All the Sad Young Literary Men by Keith Gessen
My rating: 2 of 5 stars
I suppose it's always hard to judge the next book you read right after reading a book you love. It's hardly fair to poor Keith Gessen and his slim grouping of (sort-of) interlocking stories to immediately follow an awesome, massive novel that was a really beautiful reading experience. So maybe I'm judging more harshly than I would have otherwise, but what can you do?
This was an OK book: I was bored during long stretches, while some sections were skillfully and convincingly written. None of the characters ever really came alive; not enough happened to hold my attention; I didn't particularly care about anything going on. Occasionally my sympathy would be tugged; every once in a while I'd feel a connection. Mostly I just read and read and the words went by and eventually I got impatient and read more quickly so it would be over and I could move on to something else.
I didn't even dislike the book, really, it was just boring, forgettable.

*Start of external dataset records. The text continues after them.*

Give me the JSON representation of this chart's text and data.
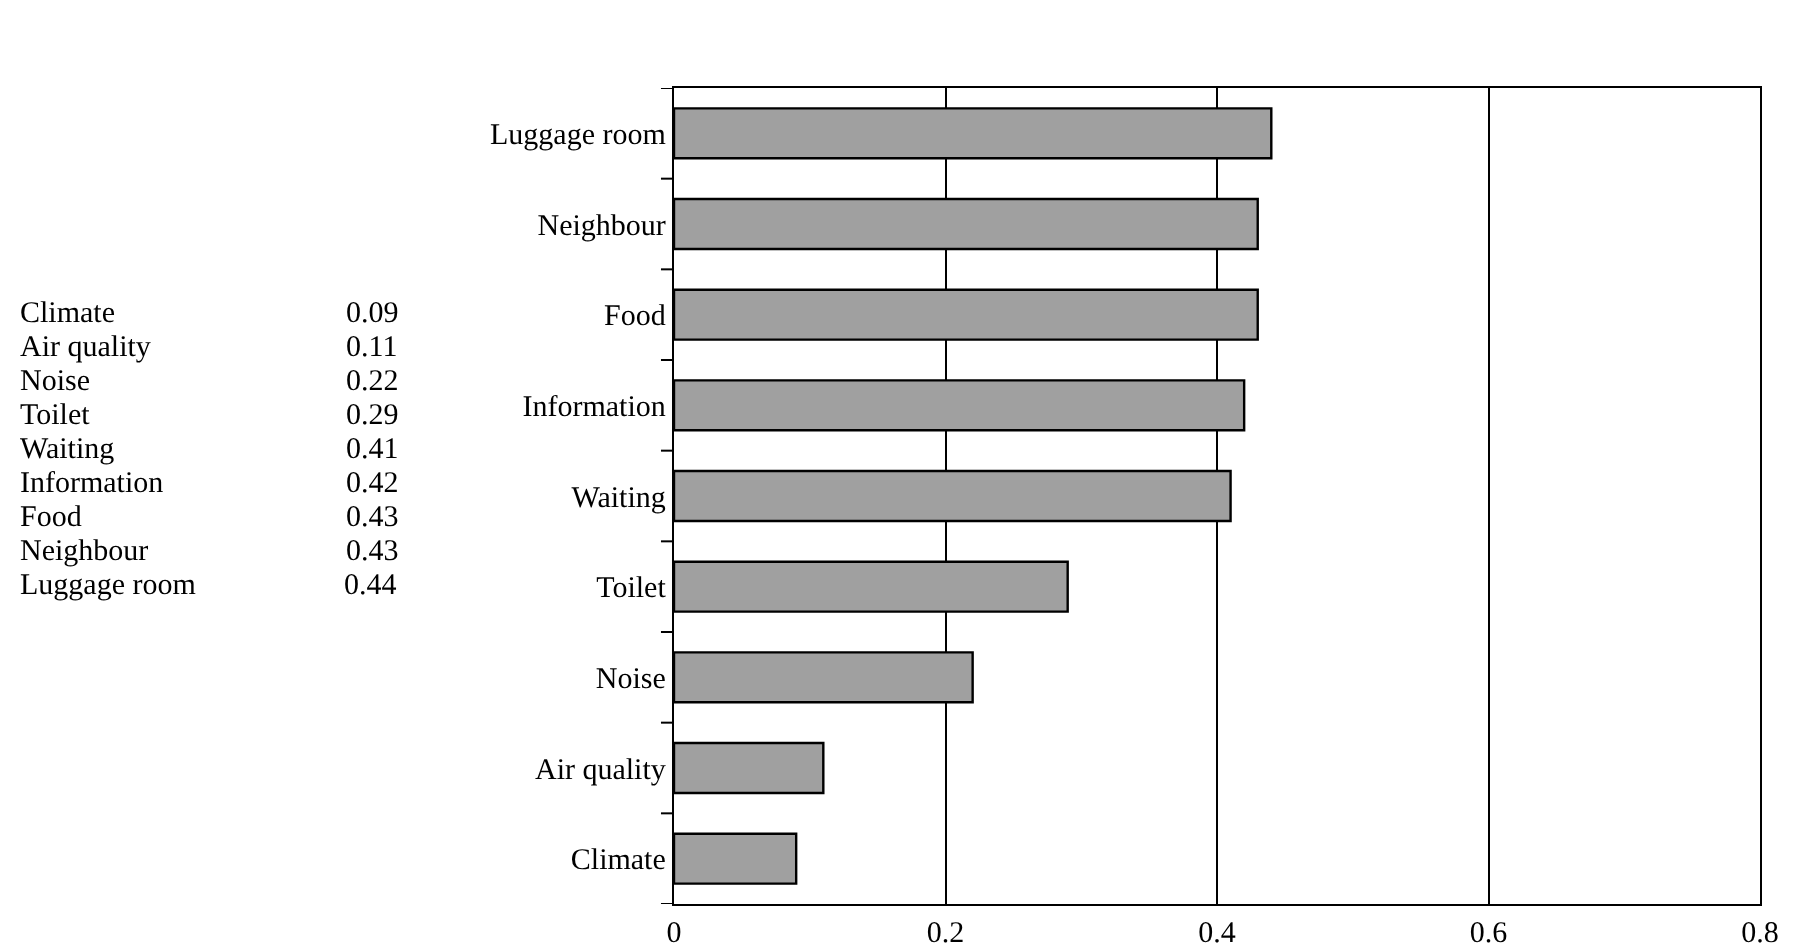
{
  "chart_data": {
    "type": "bar",
    "orientation": "horizontal",
    "categories": [
      "Luggage room",
      "Neighbour",
      "Food",
      "Information",
      "Waiting",
      "Toilet",
      "Noise",
      "Air quality",
      "Climate"
    ],
    "values": [
      0.44,
      0.43,
      0.43,
      0.42,
      0.41,
      0.29,
      0.22,
      0.11,
      0.09
    ],
    "color": "#a0a0a0",
    "xlim": [
      0,
      0.8
    ],
    "xticks": [
      0,
      0.2,
      0.4,
      0.6,
      0.8
    ],
    "grid": "x",
    "annotations": [
      "Climate",
      "0.09",
      "Air quality",
      "0.11",
      "Noise",
      "0.22",
      "Toilet",
      "0.29",
      "Waiting",
      "0.41",
      "Information",
      "0.42",
      "Food",
      "0.43",
      "Neighbour",
      "0.43",
      "Luggage room",
      "0.44"
    ]
  }
}
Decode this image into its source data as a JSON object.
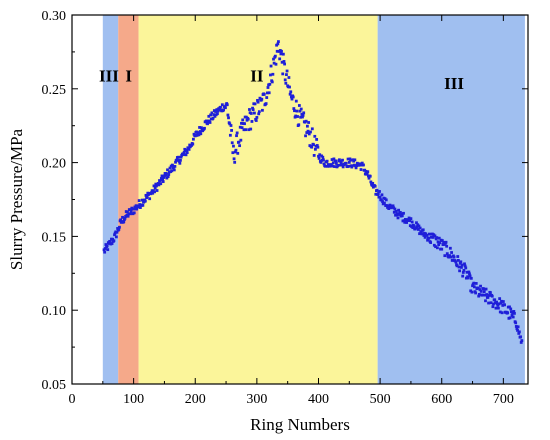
{
  "chart_data": {
    "type": "scatter",
    "title": "",
    "xlabel": "Ring Numbers",
    "ylabel": "Slurry Pressure/MPa",
    "xlim": [
      0,
      740
    ],
    "ylim": [
      0.05,
      0.3
    ],
    "grid": false,
    "x_ticks": [
      0,
      100,
      200,
      300,
      400,
      500,
      600,
      700
    ],
    "y_ticks": [
      0.05,
      0.1,
      0.15,
      0.2,
      0.25,
      0.3
    ],
    "regions": [
      {
        "label": "III",
        "x_start": 50,
        "x_end": 75,
        "color": "#a0bff0"
      },
      {
        "label": "I",
        "x_start": 75,
        "x_end": 108,
        "color": "#f5a98a"
      },
      {
        "label": "II",
        "x_start": 108,
        "x_end": 496,
        "color": "#fbf59a"
      },
      {
        "label": "III",
        "x_start": 496,
        "x_end": 735,
        "color": "#a0bff0"
      }
    ],
    "region_labels": [
      {
        "text": "III",
        "x": 60,
        "y": 0.255
      },
      {
        "text": "I",
        "x": 92,
        "y": 0.255
      },
      {
        "text": "II",
        "x": 300,
        "y": 0.255
      },
      {
        "text": "III",
        "x": 620,
        "y": 0.25
      }
    ],
    "marker_color": "#1f1fd8",
    "series": [
      {
        "anchors": [
          [
            52,
            0.14
          ],
          [
            60,
            0.144
          ],
          [
            70,
            0.15
          ],
          [
            80,
            0.16
          ],
          [
            90,
            0.165
          ],
          [
            100,
            0.168
          ],
          [
            110,
            0.172
          ],
          [
            130,
            0.18
          ],
          [
            150,
            0.19
          ],
          [
            170,
            0.2
          ],
          [
            190,
            0.21
          ],
          [
            200,
            0.218
          ],
          [
            220,
            0.228
          ],
          [
            245,
            0.238
          ],
          [
            252,
            0.238
          ],
          [
            262,
            0.205
          ],
          [
            270,
            0.215
          ],
          [
            285,
            0.228
          ],
          [
            300,
            0.235
          ],
          [
            312,
            0.242
          ],
          [
            325,
            0.262
          ],
          [
            335,
            0.28
          ],
          [
            345,
            0.262
          ],
          [
            355,
            0.245
          ],
          [
            370,
            0.23
          ],
          [
            385,
            0.22
          ],
          [
            400,
            0.205
          ],
          [
            410,
            0.2
          ],
          [
            430,
            0.2
          ],
          [
            450,
            0.2
          ],
          [
            470,
            0.198
          ],
          [
            480,
            0.192
          ],
          [
            490,
            0.182
          ],
          [
            500,
            0.178
          ],
          [
            510,
            0.172
          ],
          [
            530,
            0.165
          ],
          [
            550,
            0.16
          ],
          [
            570,
            0.152
          ],
          [
            590,
            0.147
          ],
          [
            610,
            0.14
          ],
          [
            630,
            0.13
          ],
          [
            640,
            0.125
          ],
          [
            650,
            0.115
          ],
          [
            670,
            0.11
          ],
          [
            690,
            0.105
          ],
          [
            710,
            0.098
          ],
          [
            720,
            0.093
          ],
          [
            730,
            0.078
          ]
        ]
      }
    ]
  }
}
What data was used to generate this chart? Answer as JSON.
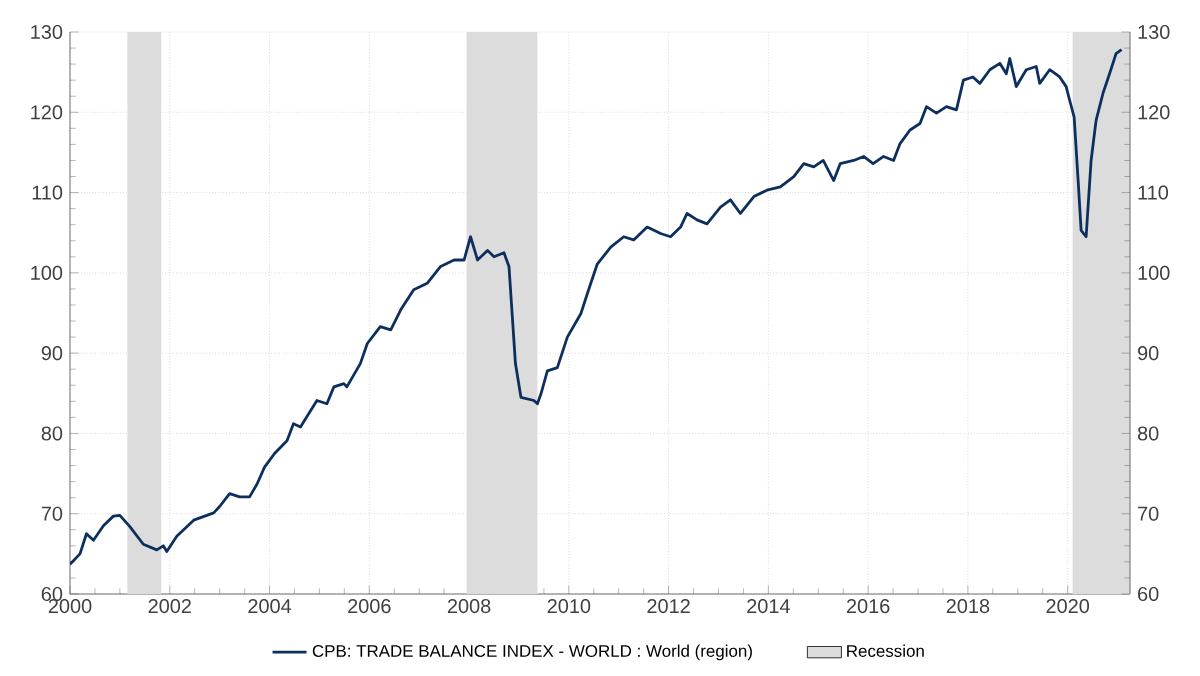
{
  "chart_data": {
    "type": "line",
    "x": [
      2000.0,
      2000.2,
      2000.33,
      2000.47,
      2000.67,
      2000.87,
      2001.0,
      2001.2,
      2001.47,
      2001.74,
      2001.87,
      2001.94,
      2002.14,
      2002.48,
      2002.88,
      2003.0,
      2003.2,
      2003.4,
      2003.6,
      2003.75,
      2003.9,
      2004.1,
      2004.35,
      2004.48,
      2004.62,
      2004.95,
      2005.15,
      2005.29,
      2005.49,
      2005.55,
      2005.82,
      2005.96,
      2006.22,
      2006.43,
      2006.63,
      2006.89,
      2007.16,
      2007.43,
      2007.7,
      2007.9,
      2008.03,
      2008.17,
      2008.37,
      2008.5,
      2008.7,
      2008.8,
      2008.93,
      2009.04,
      2009.3,
      2009.37,
      2009.44,
      2009.57,
      2009.77,
      2009.97,
      2010.24,
      2010.37,
      2010.57,
      2010.84,
      2011.1,
      2011.3,
      2011.57,
      2011.84,
      2012.04,
      2012.24,
      2012.37,
      2012.57,
      2012.77,
      2013.04,
      2013.24,
      2013.44,
      2013.71,
      2013.97,
      2014.24,
      2014.51,
      2014.71,
      2014.91,
      2015.1,
      2015.31,
      2015.44,
      2015.71,
      2015.91,
      2016.1,
      2016.31,
      2016.51,
      2016.64,
      2016.84,
      2017.04,
      2017.17,
      2017.37,
      2017.57,
      2017.77,
      2017.91,
      2018.1,
      2018.24,
      2018.44,
      2018.64,
      2018.77,
      2018.84,
      2018.97,
      2019.17,
      2019.37,
      2019.44,
      2019.64,
      2019.84,
      2019.97,
      2020.04,
      2020.13,
      2020.21,
      2020.27,
      2020.37,
      2020.47,
      2020.57,
      2020.71,
      2020.84,
      2020.97,
      2021.08
    ],
    "series": [
      {
        "name": "CPB: TRADE BALANCE INDEX - WORLD : World (region)",
        "color": "#0d2f5e",
        "values": [
          63.7,
          65,
          67.5,
          66.7,
          68.5,
          69.7,
          69.8,
          68.4,
          66.2,
          65.5,
          66,
          65.3,
          67.2,
          69.2,
          70.1,
          70.9,
          72.5,
          72.1,
          72.1,
          73.7,
          75.8,
          77.5,
          79.1,
          81.2,
          80.8,
          84.1,
          83.7,
          85.8,
          86.2,
          85.8,
          88.7,
          91.2,
          93.3,
          92.9,
          95.4,
          97.9,
          98.7,
          100.8,
          101.6,
          101.6,
          104.5,
          101.6,
          102.8,
          102,
          102.5,
          100.8,
          88.7,
          84.5,
          84.1,
          83.7,
          84.9,
          87.8,
          88.2,
          92,
          94.9,
          97.4,
          101.1,
          103.2,
          104.5,
          104.1,
          105.7,
          104.9,
          104.5,
          105.7,
          107.4,
          106.6,
          106.1,
          108.2,
          109.1,
          107.4,
          109.5,
          110.3,
          110.7,
          112,
          113.6,
          113.2,
          114,
          111.5,
          113.6,
          114,
          114.5,
          113.6,
          114.5,
          114,
          116.1,
          117.8,
          118.6,
          120.7,
          119.9,
          120.7,
          120.3,
          124,
          124.4,
          123.6,
          125.3,
          126.1,
          124.8,
          126.7,
          123.2,
          125.3,
          125.7,
          123.6,
          125.3,
          124.4,
          123.2,
          121.5,
          119.4,
          111.5,
          105.3,
          104.5,
          114,
          119,
          122.4,
          124.8,
          127.3,
          127.8
        ]
      }
    ],
    "xlim": [
      2000,
      2021.25
    ],
    "xticks": [
      2000,
      2002,
      2004,
      2006,
      2008,
      2010,
      2012,
      2014,
      2016,
      2018,
      2020
    ],
    "ylim": [
      60,
      130
    ],
    "yticks": [
      60,
      70,
      80,
      90,
      100,
      110,
      120,
      130
    ],
    "y2lim": [
      60,
      130
    ],
    "y2ticks": [
      60,
      70,
      80,
      90,
      100,
      110,
      120,
      130
    ],
    "bands": [
      {
        "axis": "x",
        "from": 2001.15,
        "to": 2001.83,
        "label": "Recession",
        "color": "#dcdcdc"
      },
      {
        "axis": "x",
        "from": 2007.95,
        "to": 2009.37,
        "color": "#dcdcdc"
      },
      {
        "axis": "x",
        "from": 2020.1,
        "to": 2021.25,
        "color": "#dcdcdc"
      }
    ],
    "grid": true,
    "legend": "bottom",
    "line_style": "solid",
    "marker": "none"
  }
}
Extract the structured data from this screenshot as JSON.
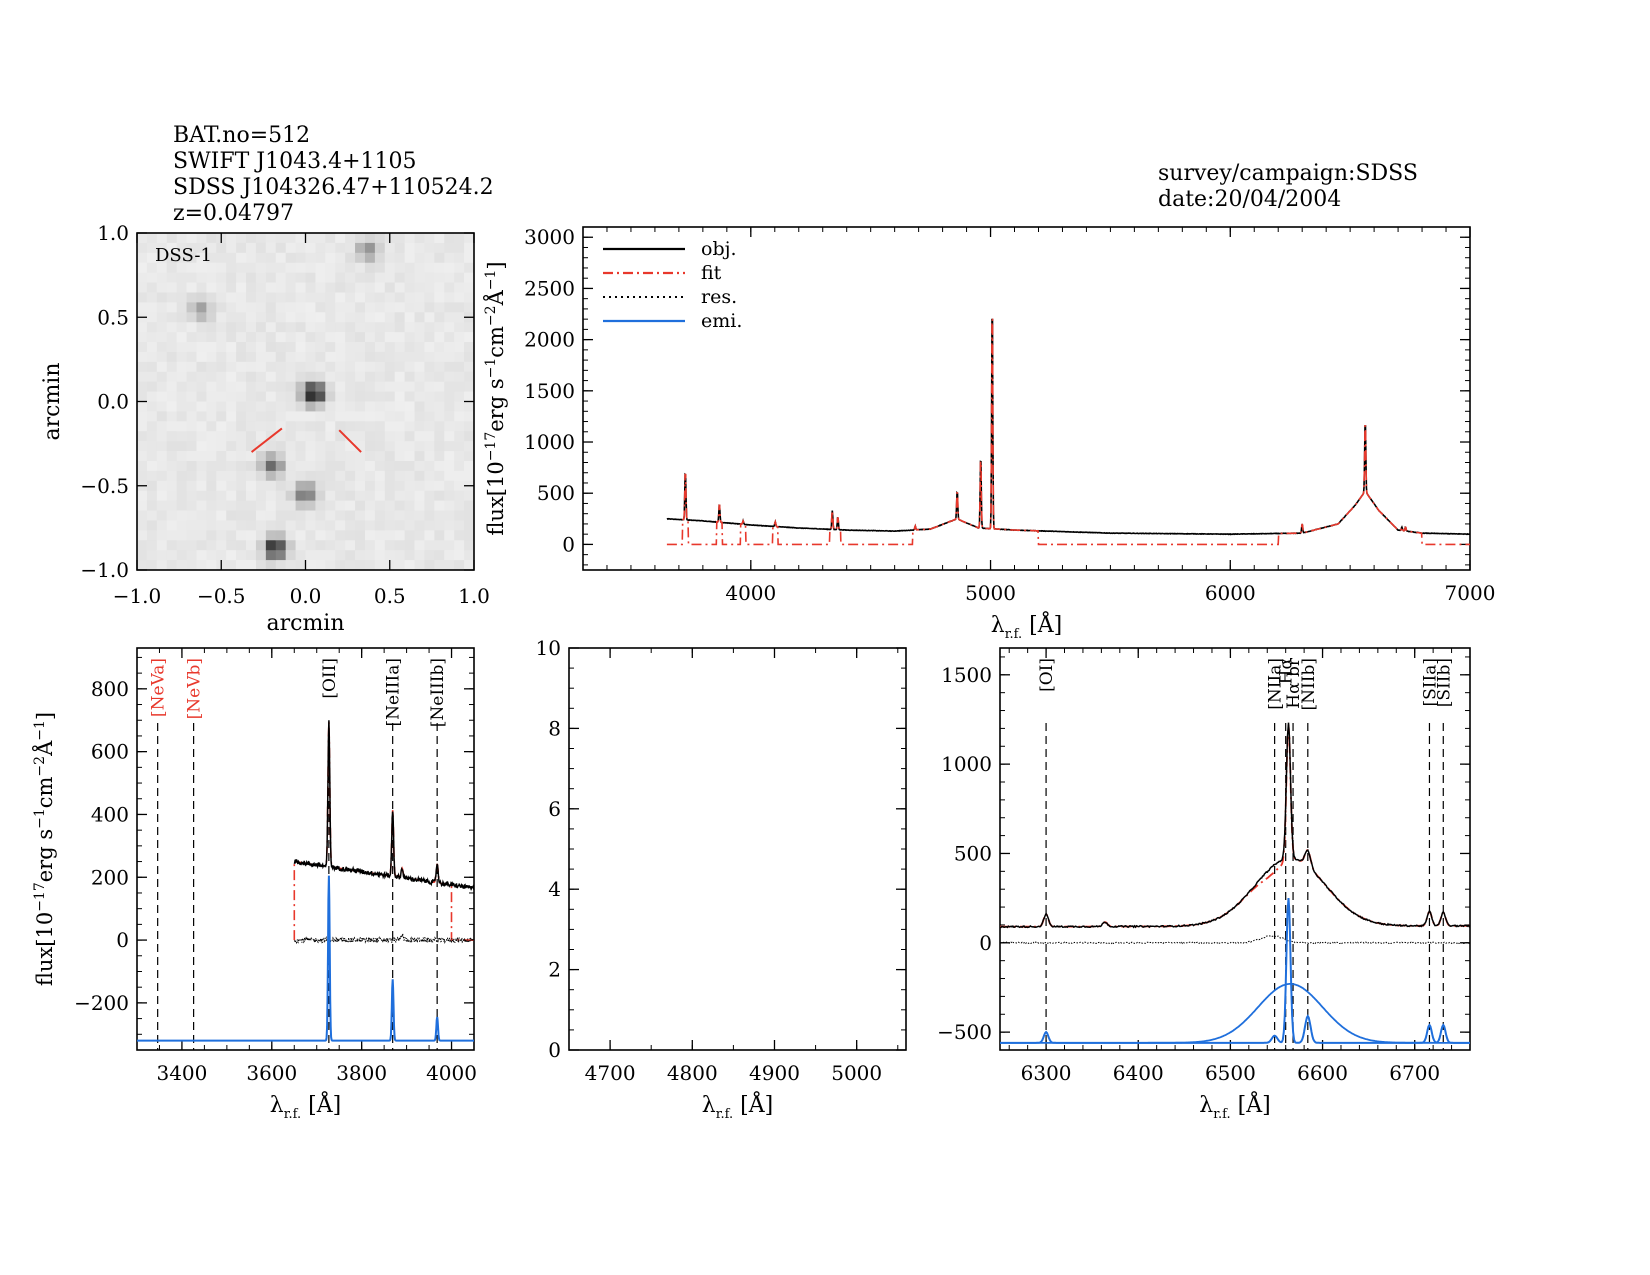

Especially in the light of my last book, the bar has already been set so high for writing about relationships in the context of the larger social world, that you really must have extraordinarily keen insights and express them in an effortless, elegant way. The insights offered by this book felt entirely ordinary, the expression nice but nothing special.
Again, this comparison is neither fair nor warranted. It's a pure accident of my reading sequence, but oh well. Part of me is sorry that this book had to be capsized in the massive wake of Freedom, but something had to be. C'est la vie. Moving right along.